We don't blame state officials for devising a technicality to comply with federal law. The problem dates back to 2007, and apparently was not addressed by the administration of former Gov. Ted Strickland. That left Gov. John Kasich's administration with little choice.
Federal law requires at least half of welfare recipients be employed or seeking work. Ohio has not complied with that since 2007. Now, Washington has lost its patience and threatened to levy fines so stiff they would threaten the state's ability to fund welfare programs needed by tens of thousands of families.
Kasich administration officials came up with a creative way to hit the 50 percent mark. They are expanding the state's welfare program to more families with children. Only working families will qualify for the new benefit - of $10 a month.
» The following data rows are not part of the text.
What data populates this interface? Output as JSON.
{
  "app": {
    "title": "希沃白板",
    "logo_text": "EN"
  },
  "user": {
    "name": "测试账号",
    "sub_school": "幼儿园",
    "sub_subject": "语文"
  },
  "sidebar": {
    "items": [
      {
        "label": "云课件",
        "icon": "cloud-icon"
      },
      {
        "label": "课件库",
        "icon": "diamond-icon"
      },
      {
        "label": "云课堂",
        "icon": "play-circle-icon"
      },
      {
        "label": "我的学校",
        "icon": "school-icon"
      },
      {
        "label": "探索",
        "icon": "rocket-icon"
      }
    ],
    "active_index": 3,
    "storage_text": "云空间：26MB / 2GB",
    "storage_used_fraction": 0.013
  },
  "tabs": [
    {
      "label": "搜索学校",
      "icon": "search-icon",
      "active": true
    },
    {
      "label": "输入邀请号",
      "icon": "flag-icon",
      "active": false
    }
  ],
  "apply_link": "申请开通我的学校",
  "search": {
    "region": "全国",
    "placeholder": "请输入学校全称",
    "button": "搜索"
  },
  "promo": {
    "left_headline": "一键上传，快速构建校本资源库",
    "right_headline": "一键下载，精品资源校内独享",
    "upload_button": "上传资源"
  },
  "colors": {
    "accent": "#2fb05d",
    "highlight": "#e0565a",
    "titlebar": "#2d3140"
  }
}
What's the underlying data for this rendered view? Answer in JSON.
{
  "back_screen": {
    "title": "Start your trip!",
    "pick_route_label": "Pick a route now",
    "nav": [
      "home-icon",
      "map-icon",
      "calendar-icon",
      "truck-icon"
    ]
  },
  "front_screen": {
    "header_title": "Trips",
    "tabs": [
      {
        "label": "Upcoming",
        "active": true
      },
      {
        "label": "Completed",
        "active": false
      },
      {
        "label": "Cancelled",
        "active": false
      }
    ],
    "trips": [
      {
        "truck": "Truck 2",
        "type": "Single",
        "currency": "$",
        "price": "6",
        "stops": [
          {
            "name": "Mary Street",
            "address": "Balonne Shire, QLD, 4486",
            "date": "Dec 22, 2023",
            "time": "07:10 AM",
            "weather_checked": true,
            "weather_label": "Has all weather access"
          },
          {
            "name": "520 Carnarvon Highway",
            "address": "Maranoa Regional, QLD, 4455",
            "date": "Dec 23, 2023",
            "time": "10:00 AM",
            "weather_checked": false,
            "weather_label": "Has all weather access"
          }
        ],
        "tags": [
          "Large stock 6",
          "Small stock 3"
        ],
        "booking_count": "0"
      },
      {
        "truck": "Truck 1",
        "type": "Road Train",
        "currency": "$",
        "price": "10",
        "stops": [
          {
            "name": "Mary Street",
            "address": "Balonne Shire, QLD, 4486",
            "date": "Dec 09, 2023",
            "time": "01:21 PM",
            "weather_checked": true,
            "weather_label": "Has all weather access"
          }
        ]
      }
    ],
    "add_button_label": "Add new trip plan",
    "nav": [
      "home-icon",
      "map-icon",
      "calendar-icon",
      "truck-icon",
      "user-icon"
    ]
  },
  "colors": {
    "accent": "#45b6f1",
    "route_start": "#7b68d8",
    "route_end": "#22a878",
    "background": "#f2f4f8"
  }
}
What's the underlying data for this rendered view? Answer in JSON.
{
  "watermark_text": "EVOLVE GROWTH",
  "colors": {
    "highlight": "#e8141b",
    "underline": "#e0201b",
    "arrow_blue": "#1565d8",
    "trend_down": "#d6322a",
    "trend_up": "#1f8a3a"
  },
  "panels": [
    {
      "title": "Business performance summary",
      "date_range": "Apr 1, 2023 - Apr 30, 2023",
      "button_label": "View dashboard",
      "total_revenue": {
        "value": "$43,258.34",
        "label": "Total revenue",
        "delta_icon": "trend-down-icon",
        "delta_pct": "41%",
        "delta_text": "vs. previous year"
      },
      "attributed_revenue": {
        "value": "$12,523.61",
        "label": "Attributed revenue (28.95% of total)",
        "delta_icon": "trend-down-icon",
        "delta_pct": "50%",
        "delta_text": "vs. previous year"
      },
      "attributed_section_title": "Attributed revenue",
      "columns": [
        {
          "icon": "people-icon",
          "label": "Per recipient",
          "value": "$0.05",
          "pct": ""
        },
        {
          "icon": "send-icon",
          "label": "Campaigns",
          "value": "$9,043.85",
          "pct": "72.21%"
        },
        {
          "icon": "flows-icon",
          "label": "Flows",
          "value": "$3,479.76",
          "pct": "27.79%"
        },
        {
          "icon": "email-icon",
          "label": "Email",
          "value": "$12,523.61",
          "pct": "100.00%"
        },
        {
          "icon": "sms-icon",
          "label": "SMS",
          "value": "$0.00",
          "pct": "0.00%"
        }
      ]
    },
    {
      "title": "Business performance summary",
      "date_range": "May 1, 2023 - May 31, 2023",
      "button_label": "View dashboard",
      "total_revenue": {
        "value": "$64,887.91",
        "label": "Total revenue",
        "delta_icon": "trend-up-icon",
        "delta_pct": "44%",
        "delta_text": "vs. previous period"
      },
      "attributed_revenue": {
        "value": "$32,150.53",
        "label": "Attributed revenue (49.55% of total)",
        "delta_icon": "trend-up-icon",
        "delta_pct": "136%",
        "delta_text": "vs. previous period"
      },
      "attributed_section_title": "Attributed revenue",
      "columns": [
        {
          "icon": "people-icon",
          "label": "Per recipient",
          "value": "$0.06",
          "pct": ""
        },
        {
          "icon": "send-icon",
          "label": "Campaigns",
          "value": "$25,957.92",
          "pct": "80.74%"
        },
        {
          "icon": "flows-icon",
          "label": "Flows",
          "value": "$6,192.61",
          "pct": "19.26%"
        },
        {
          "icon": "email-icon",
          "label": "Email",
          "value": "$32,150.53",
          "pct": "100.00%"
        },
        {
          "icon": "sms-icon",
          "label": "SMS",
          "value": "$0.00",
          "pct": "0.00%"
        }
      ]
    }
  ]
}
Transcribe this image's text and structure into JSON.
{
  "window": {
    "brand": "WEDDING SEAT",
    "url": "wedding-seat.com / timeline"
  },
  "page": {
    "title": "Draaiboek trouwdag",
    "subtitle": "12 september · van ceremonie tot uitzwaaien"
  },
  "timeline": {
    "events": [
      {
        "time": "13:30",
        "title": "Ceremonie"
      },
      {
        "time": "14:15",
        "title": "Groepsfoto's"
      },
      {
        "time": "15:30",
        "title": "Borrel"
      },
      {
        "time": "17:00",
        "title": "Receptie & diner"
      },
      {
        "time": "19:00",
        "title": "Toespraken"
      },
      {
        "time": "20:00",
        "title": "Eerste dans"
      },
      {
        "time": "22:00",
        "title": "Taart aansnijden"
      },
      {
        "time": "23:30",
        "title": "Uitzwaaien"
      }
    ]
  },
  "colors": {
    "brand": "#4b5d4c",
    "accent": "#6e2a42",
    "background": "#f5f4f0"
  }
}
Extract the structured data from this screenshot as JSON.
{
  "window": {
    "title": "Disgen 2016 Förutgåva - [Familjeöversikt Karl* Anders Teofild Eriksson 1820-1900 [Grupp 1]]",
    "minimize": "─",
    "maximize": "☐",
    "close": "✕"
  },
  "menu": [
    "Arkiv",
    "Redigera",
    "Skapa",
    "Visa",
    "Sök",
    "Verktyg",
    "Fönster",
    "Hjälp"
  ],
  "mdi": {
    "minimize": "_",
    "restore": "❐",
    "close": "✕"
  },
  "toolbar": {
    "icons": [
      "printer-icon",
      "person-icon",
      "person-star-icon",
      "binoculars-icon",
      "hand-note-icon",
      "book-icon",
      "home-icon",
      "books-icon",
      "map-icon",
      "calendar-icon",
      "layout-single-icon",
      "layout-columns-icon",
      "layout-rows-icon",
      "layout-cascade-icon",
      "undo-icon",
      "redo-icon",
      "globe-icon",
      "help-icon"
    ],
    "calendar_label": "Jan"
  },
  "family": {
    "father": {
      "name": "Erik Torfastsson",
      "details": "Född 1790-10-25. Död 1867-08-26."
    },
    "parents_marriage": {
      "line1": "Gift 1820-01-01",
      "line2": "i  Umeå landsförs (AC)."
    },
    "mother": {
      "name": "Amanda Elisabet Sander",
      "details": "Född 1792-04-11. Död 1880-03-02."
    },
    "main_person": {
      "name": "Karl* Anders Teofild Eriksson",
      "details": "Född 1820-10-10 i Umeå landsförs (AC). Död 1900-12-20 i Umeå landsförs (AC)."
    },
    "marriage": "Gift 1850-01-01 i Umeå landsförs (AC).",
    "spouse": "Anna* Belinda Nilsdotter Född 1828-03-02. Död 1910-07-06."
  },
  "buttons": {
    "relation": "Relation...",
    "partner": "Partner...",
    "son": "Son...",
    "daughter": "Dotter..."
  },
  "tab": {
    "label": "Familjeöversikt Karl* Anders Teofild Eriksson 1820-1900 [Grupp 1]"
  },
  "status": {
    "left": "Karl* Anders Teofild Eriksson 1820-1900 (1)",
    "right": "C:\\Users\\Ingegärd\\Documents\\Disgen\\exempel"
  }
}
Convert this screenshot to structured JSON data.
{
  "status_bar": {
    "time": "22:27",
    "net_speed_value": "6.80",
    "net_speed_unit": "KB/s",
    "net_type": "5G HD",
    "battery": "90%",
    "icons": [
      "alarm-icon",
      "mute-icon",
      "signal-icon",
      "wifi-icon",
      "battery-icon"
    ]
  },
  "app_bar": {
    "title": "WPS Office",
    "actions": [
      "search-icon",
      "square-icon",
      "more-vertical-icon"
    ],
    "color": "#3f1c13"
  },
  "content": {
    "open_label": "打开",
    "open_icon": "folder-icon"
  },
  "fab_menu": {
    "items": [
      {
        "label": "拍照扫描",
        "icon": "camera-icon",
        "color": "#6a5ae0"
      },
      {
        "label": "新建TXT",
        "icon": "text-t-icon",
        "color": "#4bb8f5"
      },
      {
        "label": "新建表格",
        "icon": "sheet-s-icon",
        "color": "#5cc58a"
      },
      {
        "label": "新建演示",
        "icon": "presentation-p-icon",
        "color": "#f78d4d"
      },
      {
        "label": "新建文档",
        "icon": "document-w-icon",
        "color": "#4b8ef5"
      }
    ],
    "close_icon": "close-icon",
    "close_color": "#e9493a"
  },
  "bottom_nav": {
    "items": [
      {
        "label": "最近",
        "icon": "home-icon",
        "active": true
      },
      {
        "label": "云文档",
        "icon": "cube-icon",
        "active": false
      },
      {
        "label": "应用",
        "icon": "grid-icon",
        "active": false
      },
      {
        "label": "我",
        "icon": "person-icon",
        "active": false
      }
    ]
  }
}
Placing the new recipients in the welfare pool will increase the total percentage of those working to over the 50 percent threshold.
State officials are not stopping there. They also are implementing plans to increase the number of people already on welfare who have jobs or are seeking them actively. So, while the method of avoiding the $136 million fine initially doesn't sound appealing, the overall strategy is.
Again, had the Strickland administration done more to comply with the law, Kasich's would not have had to resort to what amounts to trickery. Presumably federal officials are taking that into account in allowing the practice.
The near-fiasco is one more example of how Ohioans now are scrambling - and sometimes sacrificing - to make up for four years of deceptive government under Strickland.